At least on older x86 motherboards, there used to be a dram refresh interrupt. It would trigger every 15 or so milliseconds and tell the dram controller to do a bus hold request and then refresh the ram. This bus hold request means the cpu can’t access the ram when this happens (it can still run stuff in the cache) but at least you aren’t wasting as much cpu time on dram refresh this way.
Slightly misleading, the DRAM chips do that themselves so the kernel doesn’t have to do that.
Some very early systems did do it at kernel level, but yeah you are correct. Though I’d also consider the dram chips to be part of the computer and DRAM refresh makes up a good part of your phones battery consumption at standby.

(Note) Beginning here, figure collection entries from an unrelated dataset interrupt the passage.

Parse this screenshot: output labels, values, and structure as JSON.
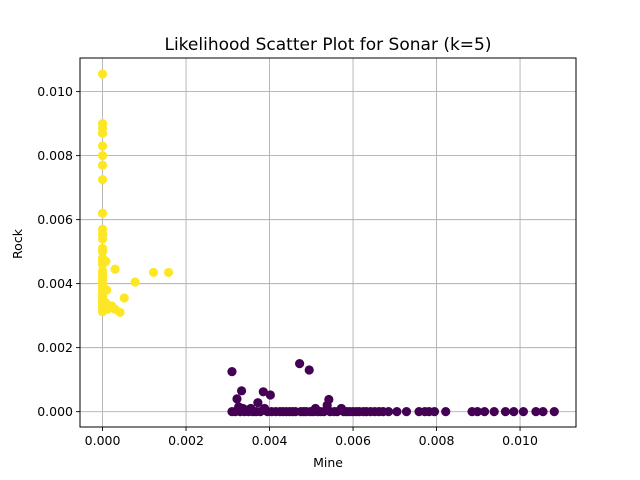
{
  "chart_data": {
    "type": "scatter",
    "title": "Likelihood Scatter Plot for Sonar (k=5)",
    "xlabel": "Mine",
    "ylabel": "Rock",
    "xlim": [
      -0.00054,
      0.01134
    ],
    "ylim": [
      -0.00048,
      0.01105
    ],
    "xticks": [
      0.0,
      0.002,
      0.004,
      0.006,
      0.008,
      0.01
    ],
    "yticks": [
      0.0,
      0.002,
      0.004,
      0.006,
      0.008,
      0.01
    ],
    "tick_format_decimals": 3,
    "grid": true,
    "colors": {
      "yellow": "#fde725",
      "purple": "#440154"
    },
    "series": [
      {
        "color": "yellow",
        "points": [
          [
            0.0,
            0.01055
          ],
          [
            0.0,
            0.009
          ],
          [
            0.0,
            0.00885
          ],
          [
            0.0,
            0.0087
          ],
          [
            0.0,
            0.0083
          ],
          [
            0.0,
            0.008
          ],
          [
            0.0,
            0.0077
          ],
          [
            0.0,
            0.00725
          ],
          [
            0.0,
            0.0062
          ],
          [
            0.0,
            0.0057
          ],
          [
            0.0,
            0.00555
          ],
          [
            0.0,
            0.0054
          ],
          [
            0.0,
            0.0051
          ],
          [
            0.0,
            0.005
          ],
          [
            0.0,
            0.0048
          ],
          [
            0.0,
            0.0047
          ],
          [
            0.0,
            0.0046
          ],
          [
            0.0,
            0.0044
          ],
          [
            0.0,
            0.0043
          ],
          [
            0.0,
            0.0042
          ],
          [
            0.0,
            0.0041
          ],
          [
            0.0,
            0.004
          ],
          [
            0.0,
            0.0039
          ],
          [
            0.0,
            0.0038
          ],
          [
            0.0,
            0.0037
          ],
          [
            0.0,
            0.0036
          ],
          [
            0.0,
            0.0035
          ],
          [
            0.0,
            0.0034
          ],
          [
            0.0,
            0.0033
          ],
          [
            0.0,
            0.0032
          ],
          [
            0.0,
            0.00312
          ],
          [
            8e-05,
            0.0034
          ],
          [
            0.0001,
            0.0033
          ],
          [
            0.00012,
            0.0032
          ],
          [
            8e-05,
            0.0047
          ],
          [
            0.0001,
            0.0038
          ],
          [
            0.00022,
            0.0033
          ],
          [
            0.0003,
            0.00445
          ],
          [
            0.0003,
            0.0032
          ],
          [
            0.00042,
            0.0031
          ],
          [
            0.00052,
            0.00355
          ],
          [
            0.00078,
            0.00405
          ],
          [
            0.00122,
            0.00435
          ],
          [
            0.00158,
            0.00435
          ]
        ]
      },
      {
        "color": "purple",
        "points": [
          [
            0.0031,
            0.00125
          ],
          [
            0.0031,
            0.0
          ],
          [
            0.00318,
            0.0
          ],
          [
            0.00322,
            0.0004
          ],
          [
            0.00326,
            0.00015
          ],
          [
            0.0033,
            0.0
          ],
          [
            0.00333,
            0.00065
          ],
          [
            0.00336,
            0.0001
          ],
          [
            0.0034,
            0.0
          ],
          [
            0.00345,
            5e-05
          ],
          [
            0.0035,
            0.0
          ],
          [
            0.00355,
            0.0001
          ],
          [
            0.0036,
            0.0
          ],
          [
            0.00368,
            0.0
          ],
          [
            0.00372,
            0.00028
          ],
          [
            0.00378,
            0.0
          ],
          [
            0.00385,
            0.00062
          ],
          [
            0.00388,
            0.0001
          ],
          [
            0.00395,
            0.0
          ],
          [
            0.00402,
            0.00052
          ],
          [
            0.00405,
            0.0
          ],
          [
            0.00415,
            0.0
          ],
          [
            0.00425,
            0.0
          ],
          [
            0.00432,
            0.0
          ],
          [
            0.0044,
            0.0
          ],
          [
            0.00448,
            0.0
          ],
          [
            0.00455,
            0.0
          ],
          [
            0.00462,
            0.0
          ],
          [
            0.00472,
            0.0015
          ],
          [
            0.00475,
            0.0
          ],
          [
            0.00482,
            0.0
          ],
          [
            0.00488,
            0.0
          ],
          [
            0.00495,
            0.0013
          ],
          [
            0.00498,
            0.0
          ],
          [
            0.00505,
            0.0
          ],
          [
            0.0051,
            0.0001
          ],
          [
            0.00515,
            0.0
          ],
          [
            0.00522,
            0.0
          ],
          [
            0.0053,
            0.0
          ],
          [
            0.00538,
            0.0002
          ],
          [
            0.00542,
            0.00038
          ],
          [
            0.00545,
            0.0
          ],
          [
            0.00555,
            0.0
          ],
          [
            0.00562,
            0.0
          ],
          [
            0.00572,
            0.0001
          ],
          [
            0.00578,
            0.0
          ],
          [
            0.00585,
            0.0
          ],
          [
            0.00592,
            0.0
          ],
          [
            0.006,
            0.0
          ],
          [
            0.00608,
            0.0
          ],
          [
            0.00615,
            0.0
          ],
          [
            0.00625,
            0.0
          ],
          [
            0.00632,
            0.0
          ],
          [
            0.00642,
            0.0
          ],
          [
            0.00652,
            0.0
          ],
          [
            0.00662,
            0.0
          ],
          [
            0.00672,
            0.0
          ],
          [
            0.00685,
            0.0
          ],
          [
            0.00705,
            0.0
          ],
          [
            0.00728,
            0.0
          ],
          [
            0.00758,
            0.0
          ],
          [
            0.00772,
            0.0
          ],
          [
            0.00782,
            0.0
          ],
          [
            0.00795,
            0.0
          ],
          [
            0.00822,
            0.0
          ],
          [
            0.00885,
            0.0
          ],
          [
            0.00898,
            0.0
          ],
          [
            0.00915,
            0.0
          ],
          [
            0.00938,
            0.0
          ],
          [
            0.00965,
            0.0
          ],
          [
            0.00985,
            0.0
          ],
          [
            0.01008,
            0.0
          ],
          [
            0.01038,
            0.0
          ],
          [
            0.01055,
            0.0
          ],
          [
            0.01082,
            0.0
          ]
        ]
      }
    ]
  }
}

If I remember, the decay of information in RAM is slower than that. This is an old memory, but I recall I think someone on TechTV talking about how you could, if fast enough, remove a module from one machine and put it in another, and if done right, potentially get the information off it.
From what i’ve read it’s temperature dependent, and at room temp some dram cells might take as long as 10 seconds to decay. The 64mS refresh is a super conservative call because it’s really bad when random bits go missing out of memory. The decay is faster at high temperatures, but some dram controllers might actually adjust based on temperature.
It’s possible, and can be done at home. You need to literally freeze the RAM very quickly (typically with CO2) and transfer it to the new system. Then you dump the contents of the stick and hopefully find an encryption key.